15. The Trip

8K 1.6K 15
                                        

Tanganku menggapai-gapai, menjangkau ponsel yang terletak di nakas. Masih pagi, bahkan alarm belum berbunyi. Dalam hati aku mengutuk siapa pun yang meneleponku pagi buta seperti ini.

Tanpa melihat nama si penelepon, aku mengangkat telepon itu.

"Gue di depan rumah lo."

Aku hanya mendengung singkat, tidak sepenuhnya mencerna kata-kata yang diterima.

"Helen, bangun. Gue di depan rumah lo."

"Ini siapa?" tanyaku dengan susah payah.

"Reza."

Dasar Reza, bisa-bisanya dia mengganggu jam tidurku dengan telepon ini.

"Kenapa?" tanyaku malas.

"Gue di depan rumah lo. Ampun, deh, udah dibilangin dari tadi."

Aku berusaha menajamkan pendengaran, masih tidak yakin dengan apa yang barusan kudengar. "Lo di mana?" ulangku.

"Depan rumah lo," seru Reza dengan nada tinggi dan tegas.

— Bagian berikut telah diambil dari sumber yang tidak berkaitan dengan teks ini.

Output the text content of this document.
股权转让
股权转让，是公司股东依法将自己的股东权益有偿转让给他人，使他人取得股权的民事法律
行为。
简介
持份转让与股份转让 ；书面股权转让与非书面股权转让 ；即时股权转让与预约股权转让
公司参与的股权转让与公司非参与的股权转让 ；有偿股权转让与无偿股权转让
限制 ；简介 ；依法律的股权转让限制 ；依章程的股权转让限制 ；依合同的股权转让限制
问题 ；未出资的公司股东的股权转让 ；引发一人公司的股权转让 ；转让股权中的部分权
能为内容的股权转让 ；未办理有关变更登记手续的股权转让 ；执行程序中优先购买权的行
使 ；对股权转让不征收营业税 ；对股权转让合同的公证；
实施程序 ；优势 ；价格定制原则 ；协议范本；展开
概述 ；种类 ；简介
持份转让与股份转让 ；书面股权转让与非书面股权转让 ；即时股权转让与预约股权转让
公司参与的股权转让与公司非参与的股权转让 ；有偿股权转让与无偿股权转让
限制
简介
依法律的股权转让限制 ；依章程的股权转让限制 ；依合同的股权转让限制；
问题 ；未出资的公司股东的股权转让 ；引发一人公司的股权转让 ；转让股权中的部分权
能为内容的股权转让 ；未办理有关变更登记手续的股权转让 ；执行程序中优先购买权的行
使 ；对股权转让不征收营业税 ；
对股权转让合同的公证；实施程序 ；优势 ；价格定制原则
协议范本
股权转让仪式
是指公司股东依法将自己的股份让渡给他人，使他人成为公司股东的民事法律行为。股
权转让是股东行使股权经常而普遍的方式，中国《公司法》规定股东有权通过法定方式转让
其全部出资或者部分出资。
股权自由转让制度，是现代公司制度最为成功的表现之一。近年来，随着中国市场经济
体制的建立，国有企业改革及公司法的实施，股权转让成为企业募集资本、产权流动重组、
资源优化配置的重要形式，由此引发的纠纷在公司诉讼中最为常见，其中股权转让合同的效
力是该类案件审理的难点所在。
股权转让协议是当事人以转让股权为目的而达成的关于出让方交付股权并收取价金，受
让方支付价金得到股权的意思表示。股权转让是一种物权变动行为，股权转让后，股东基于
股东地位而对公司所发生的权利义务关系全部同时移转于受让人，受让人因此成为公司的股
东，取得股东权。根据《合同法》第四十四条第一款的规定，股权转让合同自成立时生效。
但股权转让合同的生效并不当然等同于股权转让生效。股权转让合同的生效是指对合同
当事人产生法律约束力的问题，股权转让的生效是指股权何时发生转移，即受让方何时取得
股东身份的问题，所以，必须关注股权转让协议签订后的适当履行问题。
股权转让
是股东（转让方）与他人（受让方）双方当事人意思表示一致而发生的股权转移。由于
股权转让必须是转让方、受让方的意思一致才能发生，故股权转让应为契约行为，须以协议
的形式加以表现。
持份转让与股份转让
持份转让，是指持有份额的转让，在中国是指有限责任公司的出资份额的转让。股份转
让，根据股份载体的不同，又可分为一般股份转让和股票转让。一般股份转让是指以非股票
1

Refleks aku terbangun. Aku menggapai lampu tidur dan menyalakannya, membuat mataku jadi sakit akibat silau yang mendadak itu.

"Lo di mana?"

"Astaga Helen, harus gue bilangin berapa kali lagi? Gue di depan rumah lo. Buruan bukain pintu," omel Reza.

"Lo ngapain di rumah gue pagi buta kayak gini?" keluhku, masih bergeming di tempat tidurku.

"Mau ngajak lo pergi."

"Gue mau tidur."

Reza berteriak kencang, membuatku urung mematikan telepon. Selanjutnya, aku mendengar klakson mobil yang sangat ribut.

"Iya, gue bukain. Jangan berisik."

Dengan berat hati aku terpaksa bangun dan menyeret langkah menuju pintu depan. Aku tidak ingin tingkah kekanak-kanakan Reza menimbulkan masalah di lingkungan rumahku. Jangan sampai tetanggaku ngamuk hanya karena bunyi klakson itu.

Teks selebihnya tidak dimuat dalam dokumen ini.